After that they went to Sausalito, and they walked around, and then he asked her if Sonoma was very far away.
“Not very,” she said, looking at him. “Do you want to go?” They had no plans, and it would take less than an hour to get there.
“Maintenant? Now?”
“Sure.”
“Okay.” He looked pleased.
They drove past the vineyards, and roamed around, and then went on to the Napa Valley, and were there by dinnertime, and they stopped at a little bistro for dinner where everyone spoke French, and Jean-Pierre was thrilled. He and the waiter had a long conversation, and they headed back to the city around nine o'clock. They were back in San Francisco at ten-thirty, and had had a terrific day.
“What do you do tomorrow, Paris?” he asked when she dropped him off.
“I work,” she said ruefully. But it had been a nice day. “What are you doing?” She was going to invite him to the office, to show him around, but he said he was going to Los Angeles in the morning. He was going to drive the van. “Will you come back?”
“Je ne sais pas. I don't know. If I come back, I call … je t'appellerai.”
“D'accord,” she said, and he smiled.
“Sois sage,” he said as he looked at her, and she looked puzzled. “It means be very good behaved. You know, be a good girl.” It was odd, Paris realized, when she was with him, she didn't feel the difference in their age. She wondered if it was like that between Richard and Meg. But this was ridiculous. Jean-Pierre was fifteen years younger than she. And he was only there for a minute. It was fine to drive around with him for a day, playing tourist, but she couldn't think of him as a romantic possibility. And he probably wouldn't come back anyway. He kissed her on both cheeks, and hopped out of the car, and she waved as she drove away. When she glanced in the rearview mirror, he was standing outside the hotel, watching her.

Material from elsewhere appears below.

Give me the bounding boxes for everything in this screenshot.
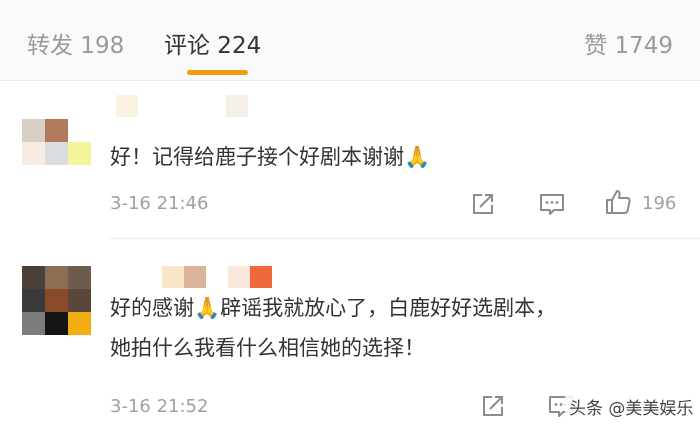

And all that night, she was haunted by him. All she could think about were the things they had talked about, and the expressive look on his face. And the French words he had taught her seemed to dance in her head. She was still feeling dazed the next day, as though she had taken a drug and was hung over. Being with him was some kind of strange aphrodisiac she couldn't have explained to anyone. He was such a powerful presence, in an almost sexual way. She could suddenly understand for the first time in her life why older women had affairs with younger men. But that wasn't going to happen to her.